I was perplexed by this title – surely Leningrad can lay claim to the longest siege of the Second World War, lasting for 872 days and costing the lives of nearly one million Russian soldiers and civilians? Even in the annals of the British Army, the siege of Tobruk (April to November 1941) was surely eclipsed by the Great Siege of Gibraltar which lasted for three years and seven months in the 18th century?

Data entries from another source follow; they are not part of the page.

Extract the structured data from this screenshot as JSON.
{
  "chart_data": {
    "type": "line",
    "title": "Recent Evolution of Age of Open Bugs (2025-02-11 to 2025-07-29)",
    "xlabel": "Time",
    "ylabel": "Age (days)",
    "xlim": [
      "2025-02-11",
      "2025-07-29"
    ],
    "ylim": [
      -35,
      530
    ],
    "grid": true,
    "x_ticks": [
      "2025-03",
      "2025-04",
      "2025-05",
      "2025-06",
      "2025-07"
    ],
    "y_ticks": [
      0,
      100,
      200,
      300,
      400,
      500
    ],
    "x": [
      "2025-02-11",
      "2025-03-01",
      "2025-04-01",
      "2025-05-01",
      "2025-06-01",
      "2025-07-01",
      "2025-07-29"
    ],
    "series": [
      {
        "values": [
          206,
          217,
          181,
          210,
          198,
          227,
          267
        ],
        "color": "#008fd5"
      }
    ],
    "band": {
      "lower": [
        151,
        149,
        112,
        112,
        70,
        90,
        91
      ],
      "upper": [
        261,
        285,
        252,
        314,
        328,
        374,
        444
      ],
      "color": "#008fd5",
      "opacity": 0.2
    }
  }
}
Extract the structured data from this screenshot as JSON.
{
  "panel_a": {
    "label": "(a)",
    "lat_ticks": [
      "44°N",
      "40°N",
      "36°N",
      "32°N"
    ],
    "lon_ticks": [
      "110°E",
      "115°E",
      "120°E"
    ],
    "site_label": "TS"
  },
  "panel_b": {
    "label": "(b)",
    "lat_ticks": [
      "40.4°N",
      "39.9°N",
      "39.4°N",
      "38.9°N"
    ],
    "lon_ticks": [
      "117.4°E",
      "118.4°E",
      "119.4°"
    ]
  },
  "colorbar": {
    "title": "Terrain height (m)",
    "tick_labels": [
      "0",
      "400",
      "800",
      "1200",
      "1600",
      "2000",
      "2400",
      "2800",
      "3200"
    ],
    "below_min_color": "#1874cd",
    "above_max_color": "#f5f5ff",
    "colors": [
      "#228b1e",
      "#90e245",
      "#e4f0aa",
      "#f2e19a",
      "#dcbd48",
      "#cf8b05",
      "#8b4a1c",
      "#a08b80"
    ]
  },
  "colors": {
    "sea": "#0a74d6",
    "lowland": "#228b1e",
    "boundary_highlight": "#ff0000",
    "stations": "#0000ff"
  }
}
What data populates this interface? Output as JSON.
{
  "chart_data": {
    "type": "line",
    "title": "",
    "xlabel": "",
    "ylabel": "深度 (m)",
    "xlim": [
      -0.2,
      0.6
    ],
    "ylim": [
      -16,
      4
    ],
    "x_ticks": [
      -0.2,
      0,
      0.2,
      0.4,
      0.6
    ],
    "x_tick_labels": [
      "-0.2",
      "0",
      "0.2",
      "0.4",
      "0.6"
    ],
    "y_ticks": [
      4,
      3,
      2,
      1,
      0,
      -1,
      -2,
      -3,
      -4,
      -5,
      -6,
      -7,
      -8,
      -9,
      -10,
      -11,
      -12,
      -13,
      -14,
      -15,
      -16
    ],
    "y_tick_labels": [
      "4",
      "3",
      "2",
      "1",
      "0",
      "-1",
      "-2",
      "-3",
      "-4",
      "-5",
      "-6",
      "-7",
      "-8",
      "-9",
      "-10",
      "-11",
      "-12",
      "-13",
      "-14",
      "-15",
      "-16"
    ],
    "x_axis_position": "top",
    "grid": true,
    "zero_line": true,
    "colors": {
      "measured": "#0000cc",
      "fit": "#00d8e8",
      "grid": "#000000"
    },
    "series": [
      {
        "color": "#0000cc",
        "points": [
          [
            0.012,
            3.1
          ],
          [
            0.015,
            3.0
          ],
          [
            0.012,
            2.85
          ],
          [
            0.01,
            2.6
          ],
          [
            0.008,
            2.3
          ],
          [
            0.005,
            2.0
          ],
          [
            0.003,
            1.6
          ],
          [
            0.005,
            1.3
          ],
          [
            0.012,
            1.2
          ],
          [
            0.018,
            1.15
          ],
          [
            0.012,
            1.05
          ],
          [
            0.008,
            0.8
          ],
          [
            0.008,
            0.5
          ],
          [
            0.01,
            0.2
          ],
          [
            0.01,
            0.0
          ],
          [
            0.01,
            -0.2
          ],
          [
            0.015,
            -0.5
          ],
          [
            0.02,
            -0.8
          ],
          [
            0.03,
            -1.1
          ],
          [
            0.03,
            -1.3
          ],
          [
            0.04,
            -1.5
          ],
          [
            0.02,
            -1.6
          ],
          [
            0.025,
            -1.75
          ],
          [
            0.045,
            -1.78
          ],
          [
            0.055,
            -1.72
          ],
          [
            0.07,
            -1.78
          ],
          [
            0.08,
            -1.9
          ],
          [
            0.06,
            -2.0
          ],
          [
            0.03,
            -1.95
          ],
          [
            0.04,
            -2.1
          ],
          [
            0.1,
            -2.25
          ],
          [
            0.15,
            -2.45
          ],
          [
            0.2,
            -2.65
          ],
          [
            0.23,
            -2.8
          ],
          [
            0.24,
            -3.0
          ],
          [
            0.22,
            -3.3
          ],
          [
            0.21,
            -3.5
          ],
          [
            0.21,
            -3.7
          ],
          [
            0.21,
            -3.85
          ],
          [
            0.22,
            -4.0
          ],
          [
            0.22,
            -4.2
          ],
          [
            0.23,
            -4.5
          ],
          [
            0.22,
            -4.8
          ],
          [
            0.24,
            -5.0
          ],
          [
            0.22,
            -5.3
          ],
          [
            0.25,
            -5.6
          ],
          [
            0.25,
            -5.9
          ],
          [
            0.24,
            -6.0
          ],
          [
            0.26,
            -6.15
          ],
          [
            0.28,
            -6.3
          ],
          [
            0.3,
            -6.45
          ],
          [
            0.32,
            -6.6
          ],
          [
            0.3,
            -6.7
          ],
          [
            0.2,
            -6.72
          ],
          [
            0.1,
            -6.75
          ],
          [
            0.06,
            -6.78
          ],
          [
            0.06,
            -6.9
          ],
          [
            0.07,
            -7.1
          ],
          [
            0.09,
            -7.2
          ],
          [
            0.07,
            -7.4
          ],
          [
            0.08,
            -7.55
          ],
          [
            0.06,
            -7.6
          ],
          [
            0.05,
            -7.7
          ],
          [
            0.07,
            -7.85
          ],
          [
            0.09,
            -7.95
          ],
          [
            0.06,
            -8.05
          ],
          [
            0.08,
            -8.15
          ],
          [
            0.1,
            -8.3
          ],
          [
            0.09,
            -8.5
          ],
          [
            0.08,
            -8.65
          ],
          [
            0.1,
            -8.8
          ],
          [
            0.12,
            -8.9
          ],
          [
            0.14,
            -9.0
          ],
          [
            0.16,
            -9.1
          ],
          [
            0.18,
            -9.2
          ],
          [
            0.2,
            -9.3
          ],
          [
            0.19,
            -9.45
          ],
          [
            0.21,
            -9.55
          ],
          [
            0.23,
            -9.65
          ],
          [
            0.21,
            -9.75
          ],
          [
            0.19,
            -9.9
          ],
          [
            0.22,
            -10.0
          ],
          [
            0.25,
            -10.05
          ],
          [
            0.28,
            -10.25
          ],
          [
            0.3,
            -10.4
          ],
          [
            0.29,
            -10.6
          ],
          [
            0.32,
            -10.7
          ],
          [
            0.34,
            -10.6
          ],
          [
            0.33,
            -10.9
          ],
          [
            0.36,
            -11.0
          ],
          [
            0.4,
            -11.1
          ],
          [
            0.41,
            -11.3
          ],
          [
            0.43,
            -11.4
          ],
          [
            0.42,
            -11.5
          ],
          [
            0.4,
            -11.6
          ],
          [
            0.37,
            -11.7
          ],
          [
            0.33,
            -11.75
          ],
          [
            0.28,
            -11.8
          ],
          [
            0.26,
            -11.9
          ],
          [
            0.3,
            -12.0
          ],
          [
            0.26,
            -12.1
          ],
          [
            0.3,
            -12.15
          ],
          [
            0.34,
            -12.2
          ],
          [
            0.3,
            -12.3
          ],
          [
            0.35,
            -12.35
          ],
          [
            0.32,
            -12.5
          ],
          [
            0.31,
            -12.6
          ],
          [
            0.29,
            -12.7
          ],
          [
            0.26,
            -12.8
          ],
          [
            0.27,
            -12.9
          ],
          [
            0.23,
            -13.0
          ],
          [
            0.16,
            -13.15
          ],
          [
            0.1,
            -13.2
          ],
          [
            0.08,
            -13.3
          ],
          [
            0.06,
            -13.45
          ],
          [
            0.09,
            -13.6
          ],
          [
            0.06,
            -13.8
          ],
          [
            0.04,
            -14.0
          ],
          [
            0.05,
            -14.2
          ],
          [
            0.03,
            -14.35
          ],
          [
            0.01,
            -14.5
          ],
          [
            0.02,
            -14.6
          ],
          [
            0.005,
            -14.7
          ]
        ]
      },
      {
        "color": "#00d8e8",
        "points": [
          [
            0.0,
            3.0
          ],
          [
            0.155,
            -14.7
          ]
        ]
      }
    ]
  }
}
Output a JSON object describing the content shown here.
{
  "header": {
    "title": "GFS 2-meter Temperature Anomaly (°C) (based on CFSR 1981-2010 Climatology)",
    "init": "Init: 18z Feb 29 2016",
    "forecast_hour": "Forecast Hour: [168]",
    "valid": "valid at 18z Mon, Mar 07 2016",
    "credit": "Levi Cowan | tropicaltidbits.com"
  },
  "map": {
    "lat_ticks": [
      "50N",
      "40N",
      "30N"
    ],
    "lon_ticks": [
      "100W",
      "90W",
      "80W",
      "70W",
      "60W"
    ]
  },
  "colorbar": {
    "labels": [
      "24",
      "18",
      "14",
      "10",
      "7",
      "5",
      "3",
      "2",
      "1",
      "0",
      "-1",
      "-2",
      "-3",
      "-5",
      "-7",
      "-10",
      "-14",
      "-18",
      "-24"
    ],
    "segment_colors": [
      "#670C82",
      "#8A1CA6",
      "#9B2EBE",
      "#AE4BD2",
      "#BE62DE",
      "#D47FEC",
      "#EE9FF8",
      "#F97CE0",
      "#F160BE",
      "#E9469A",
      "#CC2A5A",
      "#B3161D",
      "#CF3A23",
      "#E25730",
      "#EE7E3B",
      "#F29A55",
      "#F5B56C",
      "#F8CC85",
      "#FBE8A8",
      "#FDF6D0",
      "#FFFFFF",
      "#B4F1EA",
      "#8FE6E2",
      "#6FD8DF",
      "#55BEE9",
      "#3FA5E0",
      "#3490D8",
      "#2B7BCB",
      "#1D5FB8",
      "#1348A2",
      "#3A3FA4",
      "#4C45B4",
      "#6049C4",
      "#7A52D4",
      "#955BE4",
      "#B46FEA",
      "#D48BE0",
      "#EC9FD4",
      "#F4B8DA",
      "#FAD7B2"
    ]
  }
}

However, such quibbling is to forget the very real strategic and symbolic importance which was attached to the siege of Tobruk in the tense spring, summer and autumn days of 1941. The dogged defence of the Libyan port prevented any German advance into Egypt at a time when the British were uniquely vulnerable and reeling from multiple defeats across the Mediterranean and Middle East. Just as importantly, the defiant stand by the ‘Rats of Tobruk’ came to represent the British empire’s will to resist as it marked the first time during the war that the German war machine had been halted in its tracks.
It is this story which Robert Lyman tells in his gripping narrative which begins with the outbreak of the war in the desert and goes through to the final relief of the fortress in November 1941. Lyman provides a soldier’s eye view of the bitterly contested siege, using a range of eye witness accounts from both sides, to give a vivid impression of the intense fighting of the siege.
Given the reliance on British soldiers’ accounts, this is a British view of the siege: there are far fewer authentic Australian or Polish voices in the text. However, this provides a useful corrective to the oft-held belief that Tobruk was defended exclusively by the Australians.
Lyman’s account vividly brings to life the courage, determination and endurance of the soldiers who had to live, work and fight in a harsh and unyielding environment. He also reveals the brutality of war: accounts of hospitals being strafed by aircraft and prisoners bayoneted demonstrate just how far from a ‘war without hate’ the desert war really was.
When Tobruk fell to Rommel’s triumphant army in the summer of 1942 the shock was palpable. The symbol of resistance had been smeared with the stain of defeat. It was not until the second battle of El Alamein that the tide was truly turned in the desert war. Although the memory of Tobruk and its importance has faded, echoes of the courage and determination of that first siege remain with us. Lyman has caught those echoes and made them live again in his book.